The LIFEPAK Invasive Pressure Adapter Cable is intended to connect invasive pressure transducers from the patient to the LIFEPAK monitor/defibrillator for invasive pressure monitoring purposes and/or aid in diagnostic evaluation by a health care professional. The LIFEPAK Invasive Pressure Adapter Cable is intended for use in outdoor and indoor emergency care settings.

The LIFEPAK Invasive Pressure Adapter Cable is a reusable, insulated, shielded, electrical cord (trunk cable) with a proximal connector (to connect with the LIFEPAK 35 device) and a main yoke that houses three distal leans with connectors (to connect with invasive pressure transducers). The LIFEPAK Invasive Pressure Adapter Cable is designed to transmit an electrical signal (data) between devices (i.e., to connect invasive pressure transducers from the patient to the LIFEPAK 35 monitor/defibrillator). The invasive pressure cable is designed to connect up to three pressure transducers to the front panel of the LIFEPAK 35 monitor/defibrillator for invasive pressure monitoring. Three channels are available for invasive pressure (IP) monitoring, with labels P1, P2, and P3. Each channel also has a user-selectable label for the line type through the LIFEPAK 35 monitor/defibrillator.

Invasive Pressure monitoring involves the conversion of fluid pressure into an electrical signal. The conversion is accomplished with a pressure transducer (i.e., IP Probe). The invasive pressure cable passes the electrical signal from the transducers to the LIFEPAK 35 monitor/defibrillator.

The LIFEPAK Invasive Pressure Adapter Cable is available in two different models that are compatible with either ICU Medical Transpac® IV Disposable Pressure Transducers or Edwards Lifesciences TruWave® Disposable Pressure Transducers. These pressure transducers provide industry standard sensitivity and defibrillation protection of at least 360 joules.

The LIFEPAK Invasive Pressure Adapter Cable is not intended for use with other manufacturers' defibrillators and/or monitors. The LIFEPAK Invasive Pressure Adapter Cable is intended only for use with LIFEPAK 35 monitor/defibrillator.

The provided document describes a 510(k) premarket notification for the "LIFEPAK® Invasive Pressure Adapter Cable." It does not contain information about acceptance criteria for a device's performance, nor does it detail a study proving the device meets specific performance criteria. Instead, it focuses on demonstrating substantial equivalence to a predicate device through general performance testing.

Therefore, most of the requested information cannot be extracted from this document. However, I can provide the available details:

1. A table of acceptance criteria and the reported device performance:

This information is not provided in the document. The document states "Performance testing has been completed to demonstrate that the proposed LIFEPAK Invasive Pressure Adapter Cable meets the safety and performance requirements established in the design specifications." However, the specific acceptance criteria and the numerical results of these tests are not detailed.

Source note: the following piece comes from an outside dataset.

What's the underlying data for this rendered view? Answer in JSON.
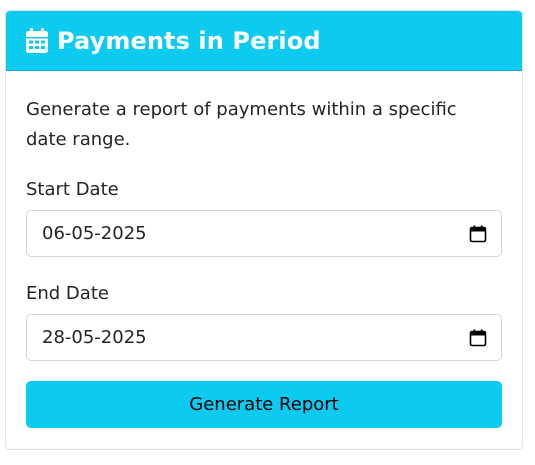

2. Sample sized used for the test set and the data provenance (e.g. country of origin of the data, retrospective or prospective):

This information is not provided in the document. The document only mentions "Biocompatibility Evaluation" and "Design Verification Testing" were completed.

3. Number of experts used to establish the ground truth for the test set and the qualifications of those experts (e.g. radiologist with 10 years of experience):

Not applicable. The document does not describe a study involving expert-established ground truth.

4. Adjudication method (e.g. 2+1, 3+1, none) for the test set:

Not applicable. The document does not describe a study with adjudication.

5. If a multi reader multi case (MRMC) comparative effectiveness study was done, If so, what was the effect size of how much human readers improve with AI vs without AI assistance:

Not applicable. The device is an adapter cable, not an AI-powered diagnostic tool, and no MRMC study is mentioned.

6. If a standalone (i.e. algorithm only without human-in-the-loop performance) was done:

Not applicable. The device is a physical cable, not an algorithm.

7. The type of ground truth used (expert concensus, pathology, outcomes data, etc):

Not applicable. The document does not describe a study that uses ground truth in this context. The "performance data" refers to engineering and biocompatibility testing.

8. The sample size for the training set:

Not applicable. The device is a physical cable, not a machine learning algorithm that requires a training set.

9. How the ground truth for the training set was established:

Not applicable. The device is a physical cable, not a machine learning algorithm.